INAUGURATION DU MONUMENT ÉLEVÉ
À LA MÉMOIRE DE FRANÇOIS COPPÉE
A PARIS
Le Dimanche 5 juin 1910.
DISCOURS
DE
M. JEAN RICHEPIN
DE L’ACADÉMIE FRANÇAISE
PRÉSIDENT DU COMITÉ DE SOUSCRIPTION
MONSIEUR LE PRÉSIDENT,
MONSIEUR LE CONSEILLER REPRÉSENTANT LE CONSEIL MUNICIPAL,
MESDAMES, MESSIEURS,
Au nom des admirateurs et amis du poète, j’ai l’honneur de vous présenter, en en faisant remise à la ville de Paris, le monument élevé à la mémoire et à la glorification de François Coppée.

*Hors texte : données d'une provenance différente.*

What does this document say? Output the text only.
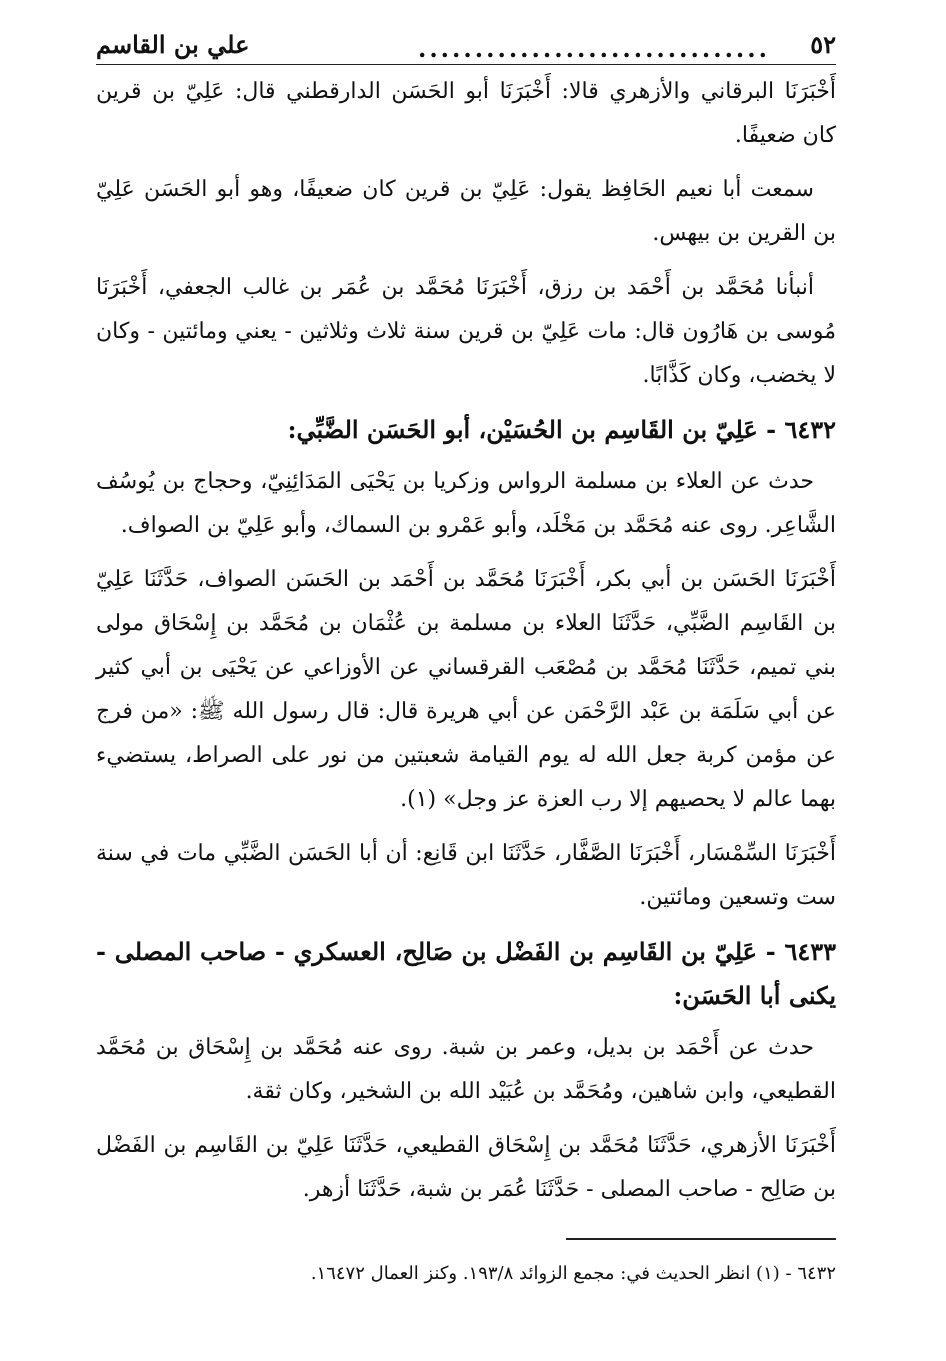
٥٢
...............................
علي بن القاسم

أَخْبَرَنَا البرقاني والأزهري قالا: أَخْبَرَنَا أبو الحَسَن الدارقطني قال: عَلِيّ بن قرين كان ضعيفًا.

سمعت أبا نعيم الحَافِظ يقول: عَلِيّ بن قرين كان ضعيفًا، وهو أبو الحَسَن عَلِيّ بن القرين بن بيهس.

أنبأنا مُحَمَّد بن أَحْمَد بن رزق، أَخْبَرَنَا مُحَمَّد بن عُمَر بن غالب الجعفي، أَخْبَرَنَا مُوسى بن هَارُون قال: مات عَلِيّ بن قرين سنة ثلاث وثلاثين - يعني ومائتين - وكان لا يخضب، وكان كَذَّابًا.

٦٤٣٢ - عَلِيّ بن القَاسِم بن الحُسَيْن، أبو الحَسَن الضَّبِّي:

حدث عن العلاء بن مسلمة الرواس وزكريا بن يَحْيَى المَدَائِنِيّ، وحجاج بن يُوسُف الشَّاعِر. روى عنه مُحَمَّد بن مَخْلَد، وأبو عَمْرو بن السماك، وأبو عَلِيّ بن الصواف.

أَخْبَرَنَا الحَسَن بن أبي بكر، أَخْبَرَنَا مُحَمَّد بن أَحْمَد بن الحَسَن الصواف، حَدَّثَنَا عَلِيّ بن القَاسِم الضَّبِّي، حَدَّثَنَا العلاء بن مسلمة بن عُثْمَان بن مُحَمَّد بن إِسْحَاق مولى بني تميم، حَدَّثَنَا مُحَمَّد بن مُصْعَب القرقساني عن الأوزاعي عن يَحْيَى بن أبي كثير عن أبي سَلَمَة بن عَبْد الرَّحْمَن عن أبي هريرة قال: قال رسول الله ﷺ: «من فرج عن مؤمن كربة جعل الله له يوم القيامة شعبتين من نور على الصراط، يستضيء بهما عالم لا يحصيهم إلا رب العزة عز وجل» (١).

أَخْبَرَنَا السِّمْسَار، أَخْبَرَنَا الصَّفَّار، حَدَّثَنَا ابن قَانِع: أن أبا الحَسَن الضَّبِّي مات في سنة ست وتسعين ومائتين.

٦٤٣٣ - عَلِيّ بن القَاسِم بن الفَضْل بن صَالِح، العسكري - صاحب المصلى - يكنى أبا الحَسَن:

حدث عن أَحْمَد بن بديل، وعمر بن شبة. روى عنه مُحَمَّد بن إِسْحَاق بن مُحَمَّد القطيعي، وابن شاهين، ومُحَمَّد بن عُبَيْد الله بن الشخير، وكان ثقة.

أَخْبَرَنَا الأزهري، حَدَّثَنَا مُحَمَّد بن إِسْحَاق القطيعي، حَدَّثَنَا عَلِيّ بن القَاسِم بن الفَضْل بن صَالِح - صاحب المصلى - حَدَّثَنَا عُمَر بن شبة، حَدَّثَنَا أزهر.

٦٤٣٢ - (١) انظر الحديث في: مجمع الزوائد ١٩٣/٨. وكنز العمال ١٦٤٧٢.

Ce monument, dont l’ordonnance est due à l’architecte Henri Guillaume, et dont la statue si vivante a pour auteur le sculpteur André de Chastenet, nous a paru digne de la grande cité dont Coppée fut l’enfant, et digne de notre cher disparu, qui en eût aimé certainement la simplicité familière.
C’est l’effigie, sans ostentation, sans déclamation, du Coppée intime resté le plus doux à nos souvenirs, du Coppée causeur et souriant, la cigarette aux doigts, le regard vif, gamin et caressant, et, sur les lèvres, l’image lyrique, l’anecdote amusante, le mot spirituel. C’est son geste accoutumé, sa main en avant, cordiale, prête à l’étreinte affectueuse, prête aussi à la charité rapide, discrète, décisive et tendre.
Mais je n’ai pas le droit de m’attarder à ces souvenirs, moi pour qui sa tendresse alla un jour jusqu’à l’héroïsme ; car le témoignage de ma gratitude m’entraînerait vite à une émotion dont il faut me défendre pour pouvoir rendre à sa mémoire un hommage sans trouble.
Même dans cet hommage, au surplus, je dois me borner. D’autres admirateurs et amis de Coppée nous ont fait la grâce de venir exprimer devant ce monument toutes les raisons qu’a eues l’admiration publique pour l’élever. Ils vont donner en détail les louanges qu’elle mérite à l’œuvre abondante, variée, exquise, souvent parfaite, toujours originale, du maître parnassien, dont les vers sont reconnaissables entre tous ceux de son temps, au théâtre romantique du bon dramaturge, à la prose savoureuse du romancier, du conteur, du journaliste. Et enfin la grande voix autorisée de Déroulède ne manquera pas de faire vibrer tous les cœurs en évoquant la noble et ardente figure du Coppée mêlé aux luttes civiques, du poète devenu un orateur passionné, un citoyen, un soldat, un enthousiaste et irréductible patriote.
Mon hommage à Coppée sera plus modeste. Ce que je veux surtout saluer en lui, c’est le poète des petites gens, de ceux qu’il a si gentiment appelés les Humbles. Il les aimait, étant né dans une de leurs familles. Il avait vécu de leur vie. Il en savait les misères, mais aussi les douceurs, les vaillances, les vertus. Il en a, mieux que personne, goûté la poésie, et l’a rendue sensible aux autres. Il a ramassé tous les rais de soleil qui luisent dans les flaques de leurs ruisseaux, et il en a composé des bijoux précieux, comme des reliquaires où il a incrusté, en guise de diamants, leurs larmes et les siennes.
Aussi, reste-t-il à jamais le traducteur de leur âme. Aussi lui ont-ils fait les belles, les magnifiques, les inoubliables funérailles populaires qui nous ont tous émus, et dont les remerciera toujours son doux sourire, quand ils viendront s’asseoir sur ce banc, les Humbles, consolés et poétisés par le regard de leur ami.
Et ce que je veux enfin saluer en François Coppée, ce qui lui assure une place à part dans notre histoire littéraire, c’est sa qualité de poète purement parisien.
Il est bon qu’un poète soit de son pays, jalousement, de son petit pays, de son village, de son coin. Ainsi François Coppée est de Paris, comme en fut François Villon. Il a eu le même esprit gouailleur, et sentimental. Il a eu la foi de celui qui a écrit pour sa mère la belle ballade à la Vierge. Il a eu cet amour de la grande patrie, grâce auquel l’escholier mauvais garçon a pleuré en parlant de Jehanne la bonne Lorraine.
Et c’est pourquoi je salue particulièrement ici le poète local, régional, le poète de clocher, en qui s’incarne et chante son pays, son coin, son village, étant bien entendu que ce village s’appelle Paris, qu’il a pour clocher les tours de Notre-Dame, pour mail les Champs-Elysées avec l’Arc de Triomphe au bout, et pour patronne la bergère Sainte Geneviève, par qui notre Paris fut (cette fois-là) sauvé des Barbares.